Além disso, foi incluída ao expediente a manifestação do Coordenador Técnico do Programa, que afirma ser de responsabilidade exclusiva do IPHAN a fiscalização das obras do Monumenta, salientando que “nas inúmeras obras de restauro pelo País poderão eventualmente ser encontrados erros, contudo a busca pelo aperfeiçoamento é meta prioritária, tanto que um dos componentes do Programa é a capacitação e formação de artífices”. Ao mesmo tempo, apresentam como argumento que, embora “o fato dos artífices terem sido treinados em Veneza sob a chancela do Programa Monumenta não quer, obrigatoriamente, significar que a opinião desses artífices deva ser seguida, na medida em que existem diversas linhas de enfoque sobre o restauro, todas aceitáveis”.

A discussão foi remetida ao Ministério Público Federal, que oficiou a Superintendência do IPHAN, a qual em resposta repetiu muitas das informações prestadas anteriormente acrescentando uma acusação: "a motivação para a polêmica levantada pelos autores da representação continha elementos pessoais, vez que muitos profissionais artífices não foram contratados pelas empresas vencedoras das licitações, em virtude de terem cobrado preços exorbitantes para a execução dos serviços de restauro”. Ao que se sabe, nenhum dos artífices formados pelo Programa foi contratado nas obras daquele período.

Em sua verificação de ocorrência de dano ou prejuízo ao patrimônio histórico e cultural do Município de Pelotas, o Ministério Público Federal apresenta em seus autos conclusos argumento baseado nas condutas e atos a serem evitados, conforme determina a Constituição de 1988, que fala em lesão, dano e ameaça. Justifica que as fotografias apresentadas para representar a qualidade do restauro

“demonstram apenas problemas pontuais e localizados, e não problemas gerais comprometedores da essência dos bens imóveis”. Afirma também que “os detalhes arquitetônicos, ainda que importantes, não podem substituir a importância do conjunto da obra”.

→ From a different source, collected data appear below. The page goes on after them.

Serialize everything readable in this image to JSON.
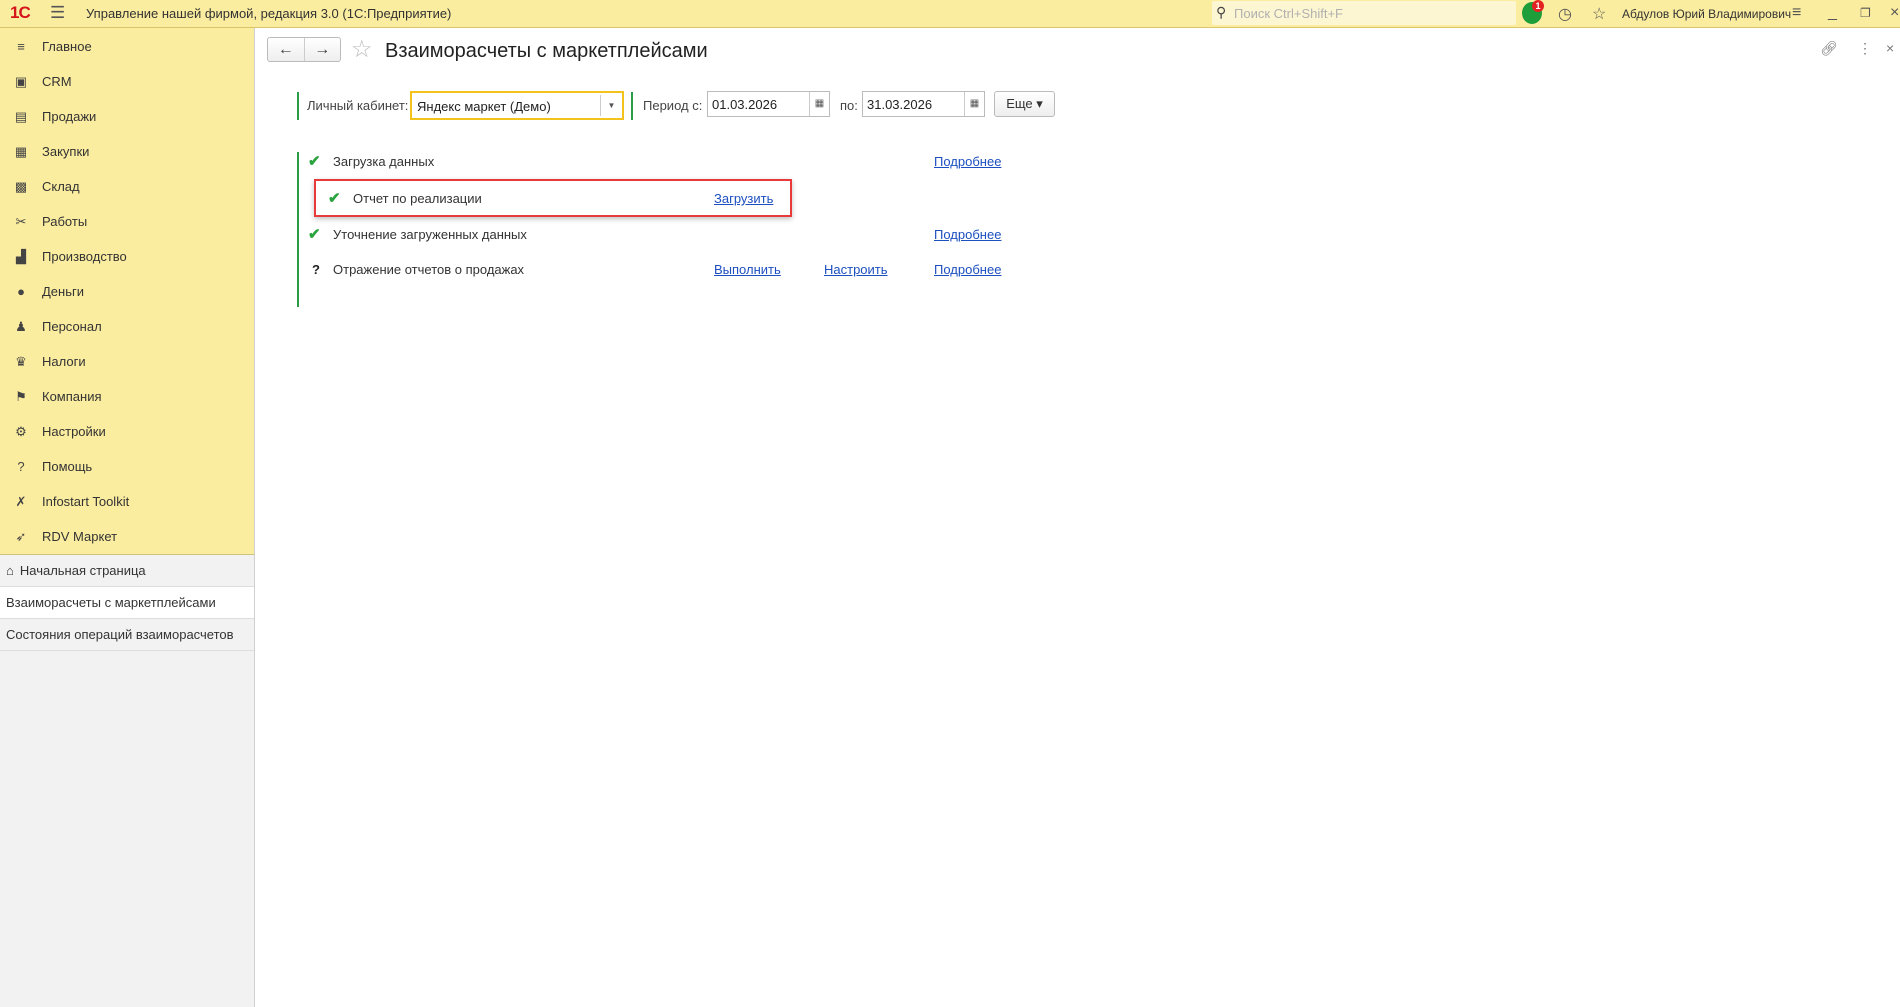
{
  "app": {
    "logo": "1С",
    "title": "Управление нашей фирмой, редакция 3.0  (1С:Предприятие)",
    "search_placeholder": "Поиск Ctrl+Shift+F",
    "notifications": "1",
    "user": "Абдулов Юрий Владимирович"
  },
  "sidebar": {
    "menu": [
      {
        "label": "Главное",
        "icon": "≡"
      },
      {
        "label": "CRM",
        "icon": "▣"
      },
      {
        "label": "Продажи",
        "icon": "▤"
      },
      {
        "label": "Закупки",
        "icon": "▦"
      },
      {
        "label": "Склад",
        "icon": "▩"
      },
      {
        "label": "Работы",
        "icon": "✂"
      },
      {
        "label": "Производство",
        "icon": "▟"
      },
      {
        "label": "Деньги",
        "icon": "●"
      },
      {
        "label": "Персонал",
        "icon": "♟"
      },
      {
        "label": "Налоги",
        "icon": "♛"
      },
      {
        "label": "Компания",
        "icon": "⚑"
      },
      {
        "label": "Настройки",
        "icon": "⚙"
      },
      {
        "label": "Помощь",
        "icon": "?"
      },
      {
        "label": "Infostart Toolkit",
        "icon": "✗"
      },
      {
        "label": "RDV Маркет",
        "icon": "➶"
      }
    ],
    "nav": [
      {
        "label": "Начальная страница",
        "icon": "⌂"
      },
      {
        "label": "Взаиморасчеты с маркетплейсами"
      },
      {
        "label": "Состояния операций взаиморасчетов"
      }
    ]
  },
  "form": {
    "title": "Взаиморасчеты с маркетплейсами",
    "cabinet_label": "Личный кабинет:",
    "cabinet_value": "Яндекс маркет (Демо)",
    "period_label": "Период с:",
    "date_from": "01.03.2026",
    "to_label": "по:",
    "date_to": "31.03.2026",
    "more": "Еще ▾"
  },
  "steps": [
    {
      "status": "✔",
      "label": "Загрузка данных",
      "details": "Подробнее"
    },
    {
      "status": "✔",
      "label": "Отчет по реализации",
      "action": "Загрузить"
    },
    {
      "status": "✔",
      "label": "Уточнение загруженных данных",
      "details": "Подробнее"
    },
    {
      "status": "?",
      "label": "Отражение отчетов о продажах",
      "run": "Выполнить",
      "configure": "Настроить",
      "details": "Подробнее"
    }
  ]
}
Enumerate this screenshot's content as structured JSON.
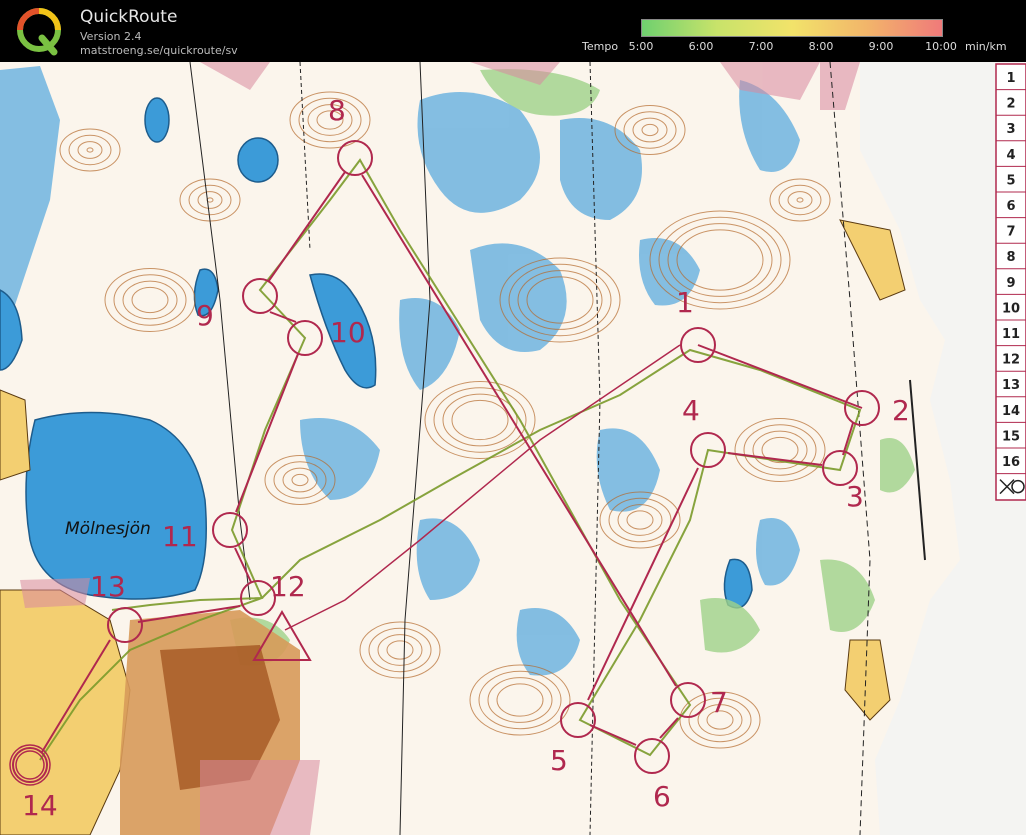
{
  "app": {
    "title": "QuickRoute",
    "version": "Version 2.4",
    "url": "matstroeng.se/quickroute/sv",
    "logo_letter": "Q"
  },
  "tempo": {
    "label": "Tempo",
    "unit": "min/km",
    "ticks": [
      "5:00",
      "6:00",
      "7:00",
      "8:00",
      "9:00",
      "10:00"
    ],
    "gradient_colors": [
      "#6fd06f",
      "#c8e36a",
      "#f2e36a",
      "#f2b56a",
      "#f07a7a"
    ]
  },
  "map": {
    "lake_name": "Mölnesjön",
    "controls": [
      "1",
      "2",
      "3",
      "4",
      "5",
      "6",
      "7",
      "8",
      "9",
      "10",
      "11",
      "12",
      "13",
      "14"
    ],
    "description_numbers": [
      "1",
      "2",
      "3",
      "4",
      "5",
      "6",
      "7",
      "8",
      "9",
      "10",
      "11",
      "12",
      "13",
      "14",
      "15",
      "16"
    ],
    "colors": {
      "paper": "#fbf5ec",
      "marsh": "#55a8dc",
      "open_land": "#f3cf71",
      "vegetation": "#9fd28a",
      "contour": "#b56a2c",
      "course": "#b0284e",
      "route": "#7a9a2a",
      "urban": "#d79a5a"
    }
  }
}
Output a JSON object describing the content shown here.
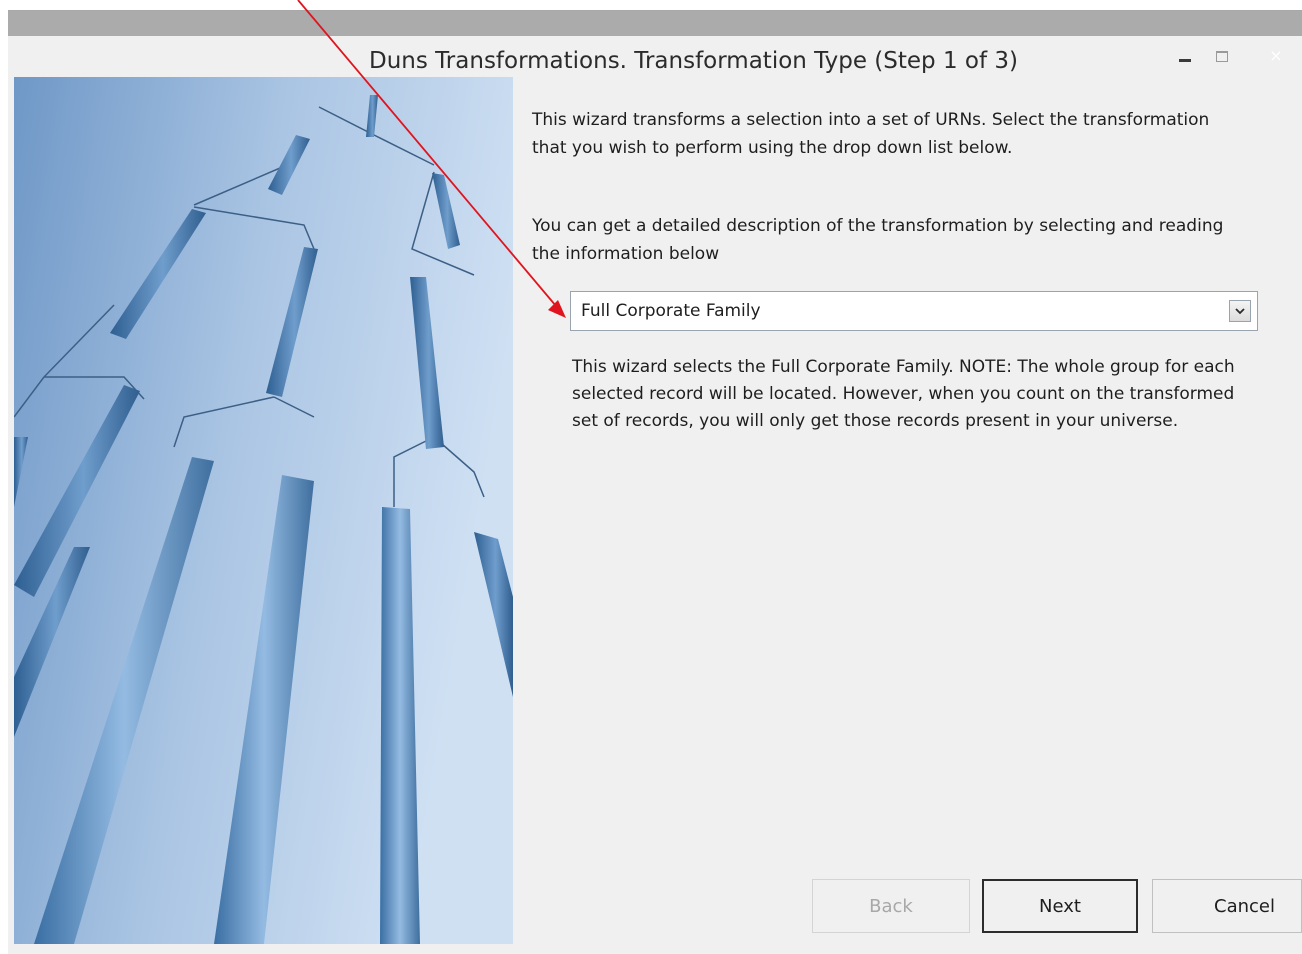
{
  "window": {
    "title": "Duns Transformations.  Transformation Type (Step 1 of 3)",
    "controls": {
      "minimize_icon": "minimize-icon",
      "maximize_icon": "maximize-icon",
      "close_icon": "close-icon",
      "close_glyph": "×"
    }
  },
  "content": {
    "description_1": "This wizard transforms a selection into a set of URNs.  Select the transformation that you wish to perform using the drop down list below.",
    "description_2": "You can get a detailed description of the transformation by selecting and reading the information below",
    "transformation_select": {
      "selected": "Full Corporate Family",
      "arrow_icon": "chevron-down-icon"
    },
    "transformation_info": "This wizard selects the Full Corporate Family.  NOTE: The whole group for each selected record will be located. However, when you count on the transformed set of records, you will only get those records present in your universe."
  },
  "buttons": {
    "back": "Back",
    "next": "Next",
    "cancel": "Cancel"
  },
  "colors": {
    "annotation_arrow": "#e0141e",
    "panel_blue": "#7fa6cf",
    "window_bg": "#f0f0f0"
  }
}
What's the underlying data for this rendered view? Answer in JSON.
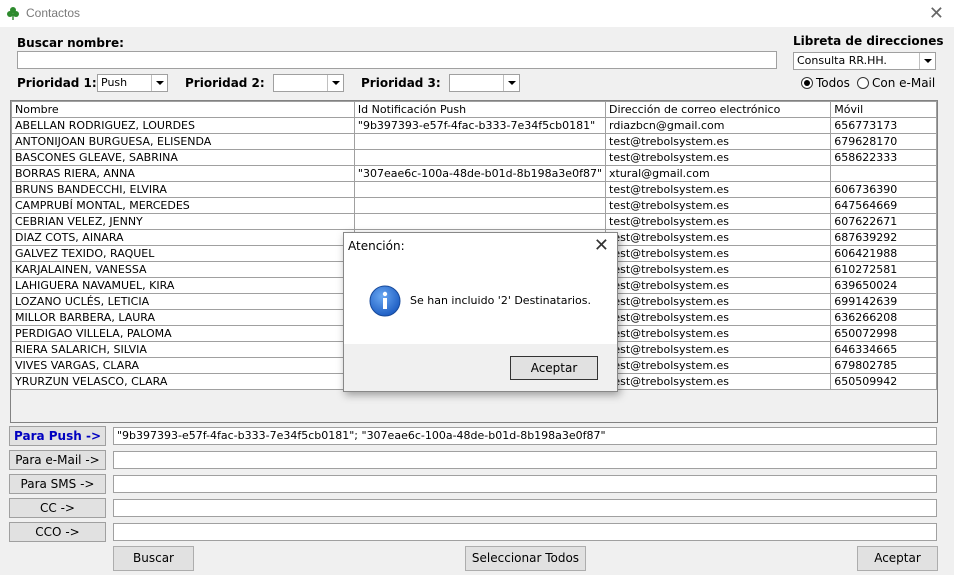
{
  "window": {
    "title": "Contactos",
    "app_icon": "clover-icon",
    "close_icon": "close-icon"
  },
  "search": {
    "label": "Buscar nombre:",
    "value": ""
  },
  "address_book": {
    "label": "Libreta de direcciones",
    "selected": "Consulta RR.HH.",
    "filter_all": "Todos",
    "filter_email": "Con e-Mail",
    "filter_selected": "Todos"
  },
  "priorities": [
    {
      "label": "Prioridad 1:",
      "value": "Push"
    },
    {
      "label": "Prioridad 2:",
      "value": ""
    },
    {
      "label": "Prioridad 3:",
      "value": ""
    }
  ],
  "grid": {
    "columns": [
      "Nombre",
      "Id Notificación Push",
      "Dirección de correo electrónico",
      "Móvil"
    ],
    "rows": [
      [
        "ABELLAN RODRIGUEZ, LOURDES",
        "\"9b397393-e57f-4fac-b333-7e34f5cb0181\"",
        "rdiazbcn@gmail.com",
        "656773173"
      ],
      [
        "ANTONIJOAN BURGUESA, ELISENDA",
        "",
        "test@trebolsystem.es",
        "679628170"
      ],
      [
        "BASCONES GLEAVE, SABRINA",
        "",
        "test@trebolsystem.es",
        "658622333"
      ],
      [
        "BORRAS RIERA, ANNA",
        "\"307eae6c-100a-48de-b01d-8b198a3e0f87\"",
        "xtural@gmail.com",
        ""
      ],
      [
        "BRUNS BANDECCHI, ELVIRA",
        "",
        "test@trebolsystem.es",
        "606736390"
      ],
      [
        "CAMPRUBÍ MONTAL, MERCEDES",
        "",
        "test@trebolsystem.es",
        "647564669"
      ],
      [
        "CEBRIAN VELEZ, JENNY",
        "",
        "test@trebolsystem.es",
        "607622671"
      ],
      [
        "DIAZ COTS, AINARA",
        "",
        "test@trebolsystem.es",
        "687639292"
      ],
      [
        "GALVEZ TEXIDO, RAQUEL",
        "",
        "test@trebolsystem.es",
        "606421988"
      ],
      [
        "KARJALAINEN, VANESSA",
        "",
        "test@trebolsystem.es",
        "610272581"
      ],
      [
        "LAHIGUERA NAVAMUEL, KIRA",
        "",
        "test@trebolsystem.es",
        "639650024"
      ],
      [
        "LOZANO UCLÉS, LETICIA",
        "",
        "test@trebolsystem.es",
        "699142639"
      ],
      [
        "MILLOR BARBERA, LAURA",
        "",
        "test@trebolsystem.es",
        "636266208"
      ],
      [
        "PERDIGAO VILLELA, PALOMA",
        "",
        "test@trebolsystem.es",
        "650072998"
      ],
      [
        "RIERA SALARICH, SILVIA",
        "",
        "test@trebolsystem.es",
        "646334665"
      ],
      [
        "VIVES VARGAS, CLARA",
        "",
        "test@trebolsystem.es",
        "679802785"
      ],
      [
        "YRURZUN VELASCO, CLARA",
        "",
        "test@trebolsystem.es",
        "650509942"
      ]
    ]
  },
  "send": [
    {
      "label": "Para Push ->",
      "value": "\"9b397393-e57f-4fac-b333-7e34f5cb0181\"; \"307eae6c-100a-48de-b01d-8b198a3e0f87\""
    },
    {
      "label": "Para e-Mail ->",
      "value": ""
    },
    {
      "label": "Para SMS ->",
      "value": ""
    },
    {
      "label": "CC ->",
      "value": ""
    },
    {
      "label": "CCO ->",
      "value": ""
    }
  ],
  "buttons": {
    "search": "Buscar",
    "select_all": "Seleccionar Todos",
    "accept": "Aceptar"
  },
  "dialog": {
    "title": "Atención:",
    "message": "Se han incluido '2' Destinatarios.",
    "ok": "Aceptar",
    "icon": "info-icon"
  },
  "colors": {
    "push_label": "#0000c0",
    "info_icon": "#1f5fc4"
  }
}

Entre outros argumentos, que podem ser verificados diretamente no texto anexo99, a conclusão relata:

[...] se a autoridade máxima em nosso país, o IPHAN, responsável pela manutenção dos prédios históricos e pela supervisão do Projeto Monumenta, não verificou qualquer irregularidade na condução dos projetos de restauração, resta prejudicada qualquer caracterização de dano, lesão ou ameaça ensejadores da intervenção do Ministério Público Federal. Esse caso, que culminou com o arquivamento do expediente em 4 de agosto de 2005, ilustra as limitações legais que também a proteção do patrimônio enfrenta recorrentemente. O fato é que compete à Administração Pública - ao órgão que possui o domínio técnico para avaliar a matéria, neste caso ao IPHAN - a apreciação do mérito do ato administrativo. Como já referido antes, no Capítulo III, o Poder Judiciário, aqui representado pelo Ministério Público Federal, julga apenas a legalidade do ato administrativo, pois quem possui o dever de proteger o patrimônio é o Estado, é a Administração.